MADRID, Spain — On the morning of Dec. 22, Spain will be glued to radios and TV sets. A monotonous chant of children’s voices will float through the air of homes, cafeterias and offices for hours.
It is the lyrical event of the season, a kickoff to Christmas celebrations. Children dressed up in navy blue and gray uniforms sing, not Christmas carols, but the winning numbers and prizes for the Loteria de Navidad, Spain’s state Christmas lottery.
At one point, the intoning of this mantra will break slightly with emotion, Spaniards will hold their breath and hearts will skip a beat in expectation as the little ball bearing “El Gordo” (the fat one) is drawn. The grand prize amounts to 3 million euros, or almost $4.5 million.
A decimo, a tenth of a ticket, is the smallest unit officially sold. It costs 20 euros. The Christmas Lottery is the state lottery distributing the largest number of prizes: more than 26 million totaling 2.3 billion euros. The winning ratio for El Gordo is 15,000 euros to a purchased euro. Family members, friends and colleagues share participaciones — they buy decimos together and make photocopies so everybody knows the group’s number.
Folks who shun any form of wagering the rest of the year give in at Christmas when lottery tickets read like holiday season liturgy. Coworkers buy into a number together; gym partners purchase another; then there is the number displayed on a large sign next to the alcohol beverages that can be bought at the corner bar; the number available for purchase at the drycleaners … There is a sense of community in sharing the same number amongst one’s nearest and dearest.
Economic crisis and job loss do little to deflate the spirit.
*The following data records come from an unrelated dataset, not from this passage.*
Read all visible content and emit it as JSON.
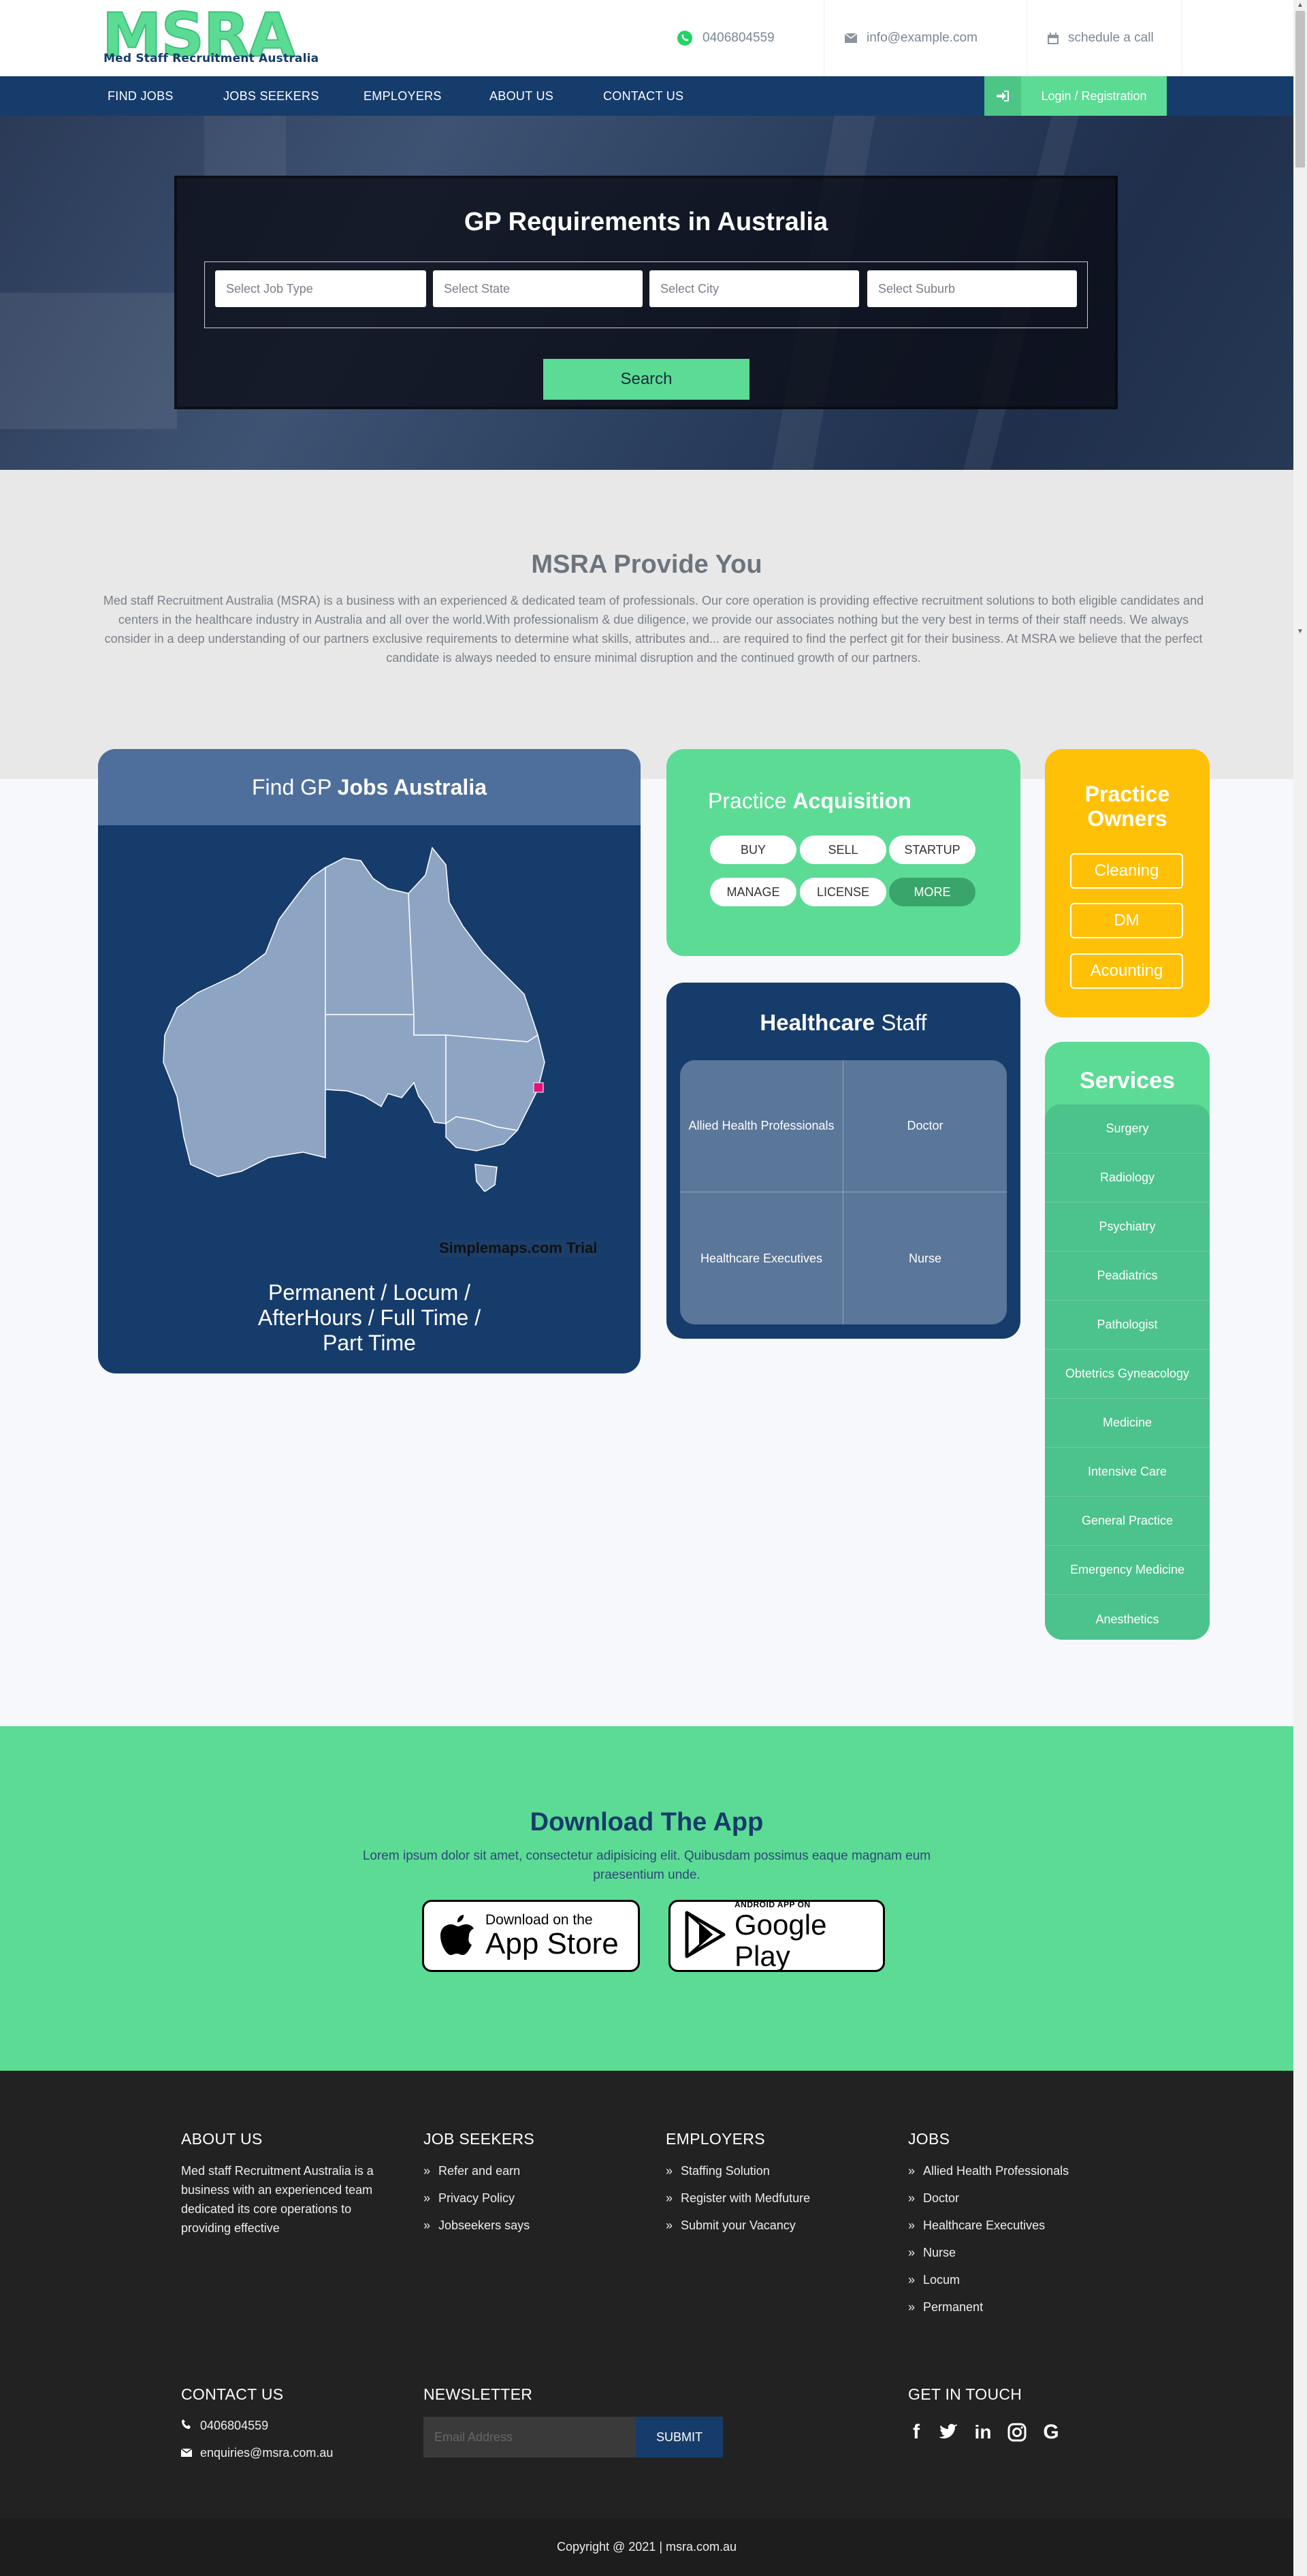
{
  "header": {
    "logo": "MSRA",
    "logo_sub": "Med Staff Recruitment Australia",
    "phone": "0406804559",
    "email": "info@example.com",
    "schedule": "schedule a call"
  },
  "nav": {
    "items": [
      "FIND JOBS",
      "JOBS SEEKERS",
      "EMPLOYERS",
      "ABOUT US",
      "CONTACT US"
    ],
    "login": "Login / Registration"
  },
  "hero": {
    "title": "GP Requirements in Australia",
    "selects": [
      "Select Job Type",
      "Select State",
      "Select City",
      "Select Suburb"
    ],
    "search": "Search"
  },
  "provide": {
    "title": "MSRA Provide You",
    "text": "Med staff Recruitment Australia (MSRA) is a business with an experienced & dedicated team of professionals. Our core operation is providing effective recruitment solutions to both eligible candidates and centers in the healthcare industry in Australia and all over the world.With professionalism & due diligence, we provide our associates nothing but the very best in terms of their staff needs. We always consider in a deep understanding of our partners exclusive requirements to determine what skills, attributes and... are required to find the perfect git for their business. At MSRA we believe that the perfect candidate is always needed to ensure minimal disruption and the continued growth of our partners."
  },
  "gp": {
    "title_a": "Find GP ",
    "title_b": "Jobs Australia",
    "map_trial": "Simplemaps.com Trial",
    "types": "Permanent / Locum / AfterHours / Full Time / Part Time"
  },
  "acquisition": {
    "title_a": "Practice ",
    "title_b": "Acquisition",
    "pills": [
      "BUY",
      "SELL",
      "STARTUP",
      "MANAGE",
      "LICENSE",
      "MORE"
    ]
  },
  "healthcare": {
    "title_a": "Healthcare",
    "title_b": " Staff",
    "cells": [
      "Allied Health Professionals",
      "Doctor",
      "Healthcare Executives",
      "Nurse"
    ]
  },
  "owners": {
    "title": "Practice Owners",
    "buttons": [
      "Cleaning",
      "DM",
      "Acounting"
    ]
  },
  "services": {
    "title": "Services",
    "items": [
      "Surgery",
      "Radiology",
      "Psychiatry",
      "Peadiatrics",
      "Pathologist",
      "Obtetrics Gyneacology",
      "Medicine",
      "Intensive Care",
      "General Practice",
      "Emergency Medicine",
      "Anesthetics"
    ]
  },
  "app": {
    "title": "Download The App",
    "text": "Lorem ipsum dolor sit amet, consectetur adipisicing elit. Quibusdam possimus eaque magnam eum praesentium unde.",
    "appstore_small": "Download on the",
    "appstore_big": "App Store",
    "gplay_small": "ANDROID APP ON",
    "gplay_big": "Google Play"
  },
  "footer": {
    "about_h": "ABOUT US",
    "about_text": "Med staff Recruitment Australia is a business with an experienced team dedicated its core operations to providing effective",
    "seekers_h": "JOB SEEKERS",
    "seekers": [
      "Refer and earn",
      "Privacy Policy",
      "Jobseekers says"
    ],
    "employers_h": "EMPLOYERS",
    "employers": [
      "Staffing Solution",
      "Register with Medfuture",
      "Submit your Vacancy"
    ],
    "jobs_h": "JOBS",
    "jobs": [
      "Allied Health Professionals",
      "Doctor",
      "Healthcare Executives",
      "Nurse",
      "Locum",
      "Permanent"
    ],
    "contact_h": "CONTACT US",
    "phone": "0406804559",
    "email": "enquiries@msra.com.au",
    "newsletter_h": "NEWSLETTER",
    "newsletter_placeholder": "Email Address",
    "submit": "SUBMIT",
    "touch_h": "GET IN TOUCH",
    "copyright": "Copyright @ 2021 | msra.com.au"
  },
  "colors": {
    "green": "#5cdb95",
    "navy": "#163c6b",
    "yellow": "#ffc107",
    "dark": "#222222"
  },
  "icons": [
    "whatsapp-icon",
    "envelope-icon",
    "calendar-icon",
    "sign-in-icon",
    "apple-icon",
    "play-icon",
    "phone-icon",
    "chevron-double-icon",
    "facebook-icon",
    "twitter-icon",
    "linkedin-icon",
    "instagram-icon",
    "google-icon"
  ]
}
Christmas lottery sales suffered only a 3-percent drop last year.
Lottery decimos and participaciones are also gifts, particularly among family members. Brides and grooms give their wedding guests the present of a decimo, the number coinciding with their wedding date, as a memento, explained Concha Corona, manager of Dona Manolita, a lottery administration founded in 1931.
Lottery numbers hold a magic power in Spaniards’ imagination, and so does the place to purchase a ticket. By the end of October, Spaniards are already lining up all day long to buy at the classic downtown establishment of Dona Manolita.
“People come from all over the country to buy here,” Corona explained with pride. “And beyond. Germans and British ask family members living in Spain to buy them tickets.” The late Dona Manolita, founder of the administration, used to travel with suitcases full of tickets to sell them in La Toja, a spa town in the northern coast of Galicia where she vacationed, according to Corona. Tickets can now be bought through the store’s website and shipped — but only within Spain. They are divisas — i.e. Spanish currency — that, in theory, cannot be taken out of the country.
Natural disasters are a draw for lottery shoppers. Floods in Sueca, Valencia, in September 2008, delivered a watershed of lottery ticket sales in that town come December, according to Las Provincias, a local media. Superstition fuels a belief that providence will compensate catastrophes with good luck in the Christmas lottery.
Madrid will not host the Olympic Games in 2016, but that, and the expectation that the capital city will bid for 2020, make those numbers this year’s favorites. Another standout is Michael Jackson’s death date: 25609. And a number that’s already sold out, according to Corona, is 1918. What happened in 1918? The Spanish flu pandemic killed millions of people in the world.
There are Spaniards who stay faithful to the same number all their lives. Others resort to death for fortune: a female client of Dona Manolita’s bought a decimo whose figures coincided with the day and the hospital bed number in which her mother-in-law had passed away. Clients generally prefer numbers ending in 5, 7 and 9; 13 is also a popular pick.
Spain’s first state lottery was created by King Charles III in 1763. The singing kids, known as the “ninos de San Ildefonso,” have been drawing and intoning the winning numbers since 1771. They are students of San Ildefonso, an orphans’ school founded in Madrid in 1543.
Primetime news on Dec. 22 will dedicate a good part of their airtime to show images of winners jumping and crying in happiness, showering themselves with cava, Spanish sparkling wine. Next morning, the El Gordo number and the photo of the pair of San Ildefonso kids who sang it will be the headlines in the media. For most Spaniards at home, in cafeterias and the office, it will be “health day” — “We didn’t win the lottery, but good health is what matters.”